Twitter bots are automated user accounts that interact with Twitter using an application programming interface (API). These bots can be programmed to perform tasks normally associated with human interaction, including follow users, favor tweets, direct message (DM) other users and, most importantly, they can tweet content, and retweet anything posted by a specific set of users or featuring a specific hashtag. Many are used to perform important functions, such as tweet about earthquakes in real-time and serve as part of a warning system. In the case of a campaign, however, political or otherwise, they are normally used to generate mass interest in specific content by spreading messages at a rate that isn’t possible with human users. A research paper produced by Indiana University in March 2017 found that 15 percent of all Twitter accounts were bots.

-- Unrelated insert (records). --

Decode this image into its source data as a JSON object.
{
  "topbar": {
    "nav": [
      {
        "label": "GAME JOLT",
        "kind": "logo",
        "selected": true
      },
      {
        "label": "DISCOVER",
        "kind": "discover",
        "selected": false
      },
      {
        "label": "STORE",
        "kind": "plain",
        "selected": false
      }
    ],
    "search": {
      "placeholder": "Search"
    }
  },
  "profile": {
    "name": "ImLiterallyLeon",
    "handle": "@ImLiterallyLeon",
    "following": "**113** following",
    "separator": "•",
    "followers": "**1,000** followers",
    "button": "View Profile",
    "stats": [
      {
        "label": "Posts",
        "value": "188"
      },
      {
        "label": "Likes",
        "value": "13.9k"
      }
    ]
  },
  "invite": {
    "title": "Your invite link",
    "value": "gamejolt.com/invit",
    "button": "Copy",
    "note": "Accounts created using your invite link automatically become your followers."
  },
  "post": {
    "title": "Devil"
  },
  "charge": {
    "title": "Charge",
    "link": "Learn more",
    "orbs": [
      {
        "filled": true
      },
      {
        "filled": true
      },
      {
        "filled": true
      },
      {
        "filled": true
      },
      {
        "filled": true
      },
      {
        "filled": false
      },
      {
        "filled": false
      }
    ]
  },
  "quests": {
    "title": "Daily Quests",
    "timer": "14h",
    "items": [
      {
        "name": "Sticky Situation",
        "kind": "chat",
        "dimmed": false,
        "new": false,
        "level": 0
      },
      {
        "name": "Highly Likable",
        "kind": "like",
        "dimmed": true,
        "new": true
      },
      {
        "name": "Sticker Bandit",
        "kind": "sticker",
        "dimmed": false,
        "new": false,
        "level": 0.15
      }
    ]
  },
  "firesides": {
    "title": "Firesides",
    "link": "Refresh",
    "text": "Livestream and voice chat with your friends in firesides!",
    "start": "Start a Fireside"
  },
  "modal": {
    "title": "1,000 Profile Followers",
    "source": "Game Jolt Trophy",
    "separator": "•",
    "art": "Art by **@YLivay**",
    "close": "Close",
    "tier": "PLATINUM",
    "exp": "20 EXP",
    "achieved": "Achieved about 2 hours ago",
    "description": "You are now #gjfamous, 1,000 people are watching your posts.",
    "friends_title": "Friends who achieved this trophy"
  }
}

A lone Twitter bot won’t facilitate the mass distribution of election material, “fake news”, or certain ideas. There are entire networks of bots that push content to the public and heavily follow each other to make the accounts appear legitimate. In a study carried out by Pew Research Center in April 2018, it was reported that approximately two-thirds of all tweeted links to popular websites were attributed to bots. A Knight Research Foundation studypublished in October 2018 identified a core network of heavily connected Twitter accounts that spread fake news links. Due to the high number of followers this core network has stories can spread quickly.
Some bot administrators will employ stealth tactics to conceal the properties of a bot, so it is important to note that some bots may not be bots all of the time. The account may include human interaction, but function as a bot at other times, to appear as a regular human user account.